Neural tube defects (NTDs) have a prevalence of approximately 1/1000, and lead to stillbirth, neonatal death and neurological disability. Termination of pregnancy is available to women in many countries, and the undesirability of carrying a pregnancy or giving birth to a baby with an NTD is made clear by the evidence that within Europe in the early 2000s three-quarters of women with a pregnancy affected by NTDs opted to have the pregnancy terminated (Boyd et al. BJOG 2008;115:689–96).
In two influential randomised controlled trials, folic acid supplementation before conception and during the first trimester was shown to reduce the recurrence of NTDs by 72% in women with a previous NTD-affected pregnancy, (MRC Vitamin Study Research Group, Lancet 1991;338:131–7) and to reduce the first occurrence of NTDs by 100% (Czeizel and Dudás N Engl J Med 1992;327:1832–5), the latter effect confirmed in a recent meta-analysis (De-Regil et al. Cochrane Database Syst Rev 2010; 275;10:CD007950).
In 1992, the US Public Health Service issued a recommendation that all US women of reproductive age who are capable of becoming pregnant should consume 400 micrograms of folic acid daily.
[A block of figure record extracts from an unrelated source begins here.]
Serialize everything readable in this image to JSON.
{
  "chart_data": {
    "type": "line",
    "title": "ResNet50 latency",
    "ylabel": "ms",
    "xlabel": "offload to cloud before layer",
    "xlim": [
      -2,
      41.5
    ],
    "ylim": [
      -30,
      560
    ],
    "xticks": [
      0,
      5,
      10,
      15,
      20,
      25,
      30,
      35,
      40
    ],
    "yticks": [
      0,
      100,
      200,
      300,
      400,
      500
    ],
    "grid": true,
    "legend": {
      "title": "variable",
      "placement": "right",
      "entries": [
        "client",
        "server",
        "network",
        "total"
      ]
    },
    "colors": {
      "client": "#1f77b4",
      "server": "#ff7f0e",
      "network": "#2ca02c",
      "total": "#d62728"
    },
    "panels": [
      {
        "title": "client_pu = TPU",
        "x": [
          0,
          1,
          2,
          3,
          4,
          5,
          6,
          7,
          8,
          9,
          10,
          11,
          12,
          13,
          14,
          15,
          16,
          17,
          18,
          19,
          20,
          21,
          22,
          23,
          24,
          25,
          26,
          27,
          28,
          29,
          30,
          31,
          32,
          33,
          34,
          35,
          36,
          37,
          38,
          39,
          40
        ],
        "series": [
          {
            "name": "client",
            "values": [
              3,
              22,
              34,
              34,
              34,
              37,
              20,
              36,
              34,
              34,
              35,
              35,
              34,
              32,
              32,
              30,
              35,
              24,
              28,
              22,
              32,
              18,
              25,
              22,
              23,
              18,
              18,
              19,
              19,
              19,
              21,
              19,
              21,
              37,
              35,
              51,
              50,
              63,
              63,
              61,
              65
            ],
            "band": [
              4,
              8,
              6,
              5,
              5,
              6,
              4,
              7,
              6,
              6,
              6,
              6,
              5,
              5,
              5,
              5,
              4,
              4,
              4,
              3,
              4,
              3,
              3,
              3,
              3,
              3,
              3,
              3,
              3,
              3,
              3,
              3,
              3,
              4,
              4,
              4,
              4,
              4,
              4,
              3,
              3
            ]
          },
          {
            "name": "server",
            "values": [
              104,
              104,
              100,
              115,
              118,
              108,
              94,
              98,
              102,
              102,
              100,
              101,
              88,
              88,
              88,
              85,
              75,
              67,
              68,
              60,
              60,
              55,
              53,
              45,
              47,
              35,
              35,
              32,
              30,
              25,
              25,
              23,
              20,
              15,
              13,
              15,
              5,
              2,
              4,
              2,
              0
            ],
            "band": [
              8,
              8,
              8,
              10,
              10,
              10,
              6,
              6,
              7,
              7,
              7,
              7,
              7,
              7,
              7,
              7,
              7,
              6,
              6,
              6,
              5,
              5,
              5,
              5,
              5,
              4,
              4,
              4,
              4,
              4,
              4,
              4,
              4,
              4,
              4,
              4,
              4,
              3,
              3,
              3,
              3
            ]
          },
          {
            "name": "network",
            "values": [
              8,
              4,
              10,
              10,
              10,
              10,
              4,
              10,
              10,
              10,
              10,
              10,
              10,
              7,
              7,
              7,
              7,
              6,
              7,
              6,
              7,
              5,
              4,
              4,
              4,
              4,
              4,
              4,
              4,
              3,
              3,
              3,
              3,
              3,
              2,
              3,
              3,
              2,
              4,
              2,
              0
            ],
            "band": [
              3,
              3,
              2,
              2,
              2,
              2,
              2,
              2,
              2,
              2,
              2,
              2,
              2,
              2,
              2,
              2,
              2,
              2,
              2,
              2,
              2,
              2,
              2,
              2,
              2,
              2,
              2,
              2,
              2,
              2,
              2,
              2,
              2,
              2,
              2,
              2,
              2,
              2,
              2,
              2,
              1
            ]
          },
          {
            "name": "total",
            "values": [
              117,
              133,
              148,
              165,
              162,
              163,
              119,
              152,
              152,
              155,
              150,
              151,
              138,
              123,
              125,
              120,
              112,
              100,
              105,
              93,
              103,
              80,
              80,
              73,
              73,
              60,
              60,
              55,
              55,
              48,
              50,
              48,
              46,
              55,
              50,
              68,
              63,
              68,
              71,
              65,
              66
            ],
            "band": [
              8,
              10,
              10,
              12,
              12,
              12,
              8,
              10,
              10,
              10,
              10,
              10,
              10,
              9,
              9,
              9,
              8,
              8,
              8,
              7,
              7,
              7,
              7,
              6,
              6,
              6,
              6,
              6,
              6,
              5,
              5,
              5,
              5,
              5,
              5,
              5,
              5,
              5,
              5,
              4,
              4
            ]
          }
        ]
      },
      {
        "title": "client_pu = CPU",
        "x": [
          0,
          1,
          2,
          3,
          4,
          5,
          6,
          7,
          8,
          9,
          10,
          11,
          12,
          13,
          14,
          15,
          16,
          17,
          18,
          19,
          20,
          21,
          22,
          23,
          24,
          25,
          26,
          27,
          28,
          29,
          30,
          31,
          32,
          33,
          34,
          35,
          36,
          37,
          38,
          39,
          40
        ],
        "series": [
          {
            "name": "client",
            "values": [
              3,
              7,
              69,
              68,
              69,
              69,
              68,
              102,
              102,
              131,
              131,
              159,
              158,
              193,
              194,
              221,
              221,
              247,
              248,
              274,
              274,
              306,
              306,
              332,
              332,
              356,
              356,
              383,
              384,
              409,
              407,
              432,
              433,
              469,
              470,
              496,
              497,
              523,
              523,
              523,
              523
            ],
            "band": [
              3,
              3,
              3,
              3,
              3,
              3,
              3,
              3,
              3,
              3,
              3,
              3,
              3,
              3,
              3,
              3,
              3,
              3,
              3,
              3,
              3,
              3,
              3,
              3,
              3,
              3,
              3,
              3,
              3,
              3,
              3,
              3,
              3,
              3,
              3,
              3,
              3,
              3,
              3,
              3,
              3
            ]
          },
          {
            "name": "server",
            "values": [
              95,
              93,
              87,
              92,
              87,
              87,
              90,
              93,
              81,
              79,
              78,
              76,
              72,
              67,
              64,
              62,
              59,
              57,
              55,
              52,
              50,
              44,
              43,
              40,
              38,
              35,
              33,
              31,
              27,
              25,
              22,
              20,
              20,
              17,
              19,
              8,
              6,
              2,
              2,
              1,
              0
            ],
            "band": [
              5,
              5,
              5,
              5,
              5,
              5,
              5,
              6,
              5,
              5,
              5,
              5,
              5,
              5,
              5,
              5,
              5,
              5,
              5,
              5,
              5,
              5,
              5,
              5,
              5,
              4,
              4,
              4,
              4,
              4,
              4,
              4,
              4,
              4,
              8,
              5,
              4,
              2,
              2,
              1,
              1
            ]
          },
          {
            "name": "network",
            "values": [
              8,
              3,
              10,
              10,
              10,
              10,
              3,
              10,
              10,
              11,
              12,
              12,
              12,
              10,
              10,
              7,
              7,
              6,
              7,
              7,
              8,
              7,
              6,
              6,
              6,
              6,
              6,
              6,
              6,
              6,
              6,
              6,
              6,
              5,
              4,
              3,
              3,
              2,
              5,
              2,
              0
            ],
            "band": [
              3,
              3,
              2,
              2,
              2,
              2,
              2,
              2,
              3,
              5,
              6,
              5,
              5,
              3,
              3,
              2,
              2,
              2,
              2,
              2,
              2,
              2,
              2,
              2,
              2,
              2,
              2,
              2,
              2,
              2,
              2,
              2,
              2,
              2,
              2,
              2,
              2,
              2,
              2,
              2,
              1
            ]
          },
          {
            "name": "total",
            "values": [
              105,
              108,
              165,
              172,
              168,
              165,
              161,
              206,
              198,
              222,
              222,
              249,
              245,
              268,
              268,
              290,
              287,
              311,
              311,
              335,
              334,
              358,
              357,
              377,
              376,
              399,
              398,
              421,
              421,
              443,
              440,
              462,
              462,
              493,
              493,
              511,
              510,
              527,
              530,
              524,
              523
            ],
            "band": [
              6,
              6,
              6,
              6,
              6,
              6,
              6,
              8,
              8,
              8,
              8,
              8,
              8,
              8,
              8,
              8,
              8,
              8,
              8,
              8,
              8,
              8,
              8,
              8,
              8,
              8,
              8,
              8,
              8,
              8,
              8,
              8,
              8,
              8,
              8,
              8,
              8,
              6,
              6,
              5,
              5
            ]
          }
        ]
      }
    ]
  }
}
However, a survey published 7 years later indicated that only 29% of US women were following this recommendation (CDC MMWR Morb Mortal Wkly Rep 1999;48:325–7). In 1996 the US Food and Drug Administration (FDA) authorised the addition of folic acid to enriched grain products and made compliance mandatory by January 1998.
On page 1661 Tort et al. from the Epidemiological Research Unit on Perinatal Health and Women's and Children's Health in France report the results of a cross-sectional population-based study of all maternity units in France. Their data suggest that only around 15% of women used folic acid starting at least one month before pregnancy. The proportion of women taking folic acid varied greatly according to personal characteristics. Nearly 90% of women undergoing fertility treatment took folic acid but only 18% of those stopping contraception with the intention of becoming pregnant did so (Figures 2 and 3). In other European countries reports suggest that the proportion of women taking adequate folic acid supplementation before pregnancy varies between 15% and 64%, although study design may mean that these figures are overestimates. Regulations for mandatory fortification of wheat flour with folic acid are currently in place in 53 countries, although in many cases these regulations have not been implemented (CDC MMWR Morb Mortal Wkly Rep 2010; 59: 980–4). In 2007 in the UK, the Scientific Advisory Committee on Nutrition (SACN) of the FSA recommended that mandatory fortification with folic acid should proceed, together with controls on the intake of folic acid from voluntarily fortified foods. They also concluded that there were insufficient data to support the concerns that folic acid fortification promoted cancer. (Scientific Advisory Committee on Nutrition. Folic Acid and Colorectal Cancer Risk: Review of Recommendation for Mandatory Folic Acid Fortification; Norwich, UK, 2009.) The data from the paper by Tort et al. add further weight to the argument for mandatory fortification of wheat flour in Europe. No conspiracy theories necessary.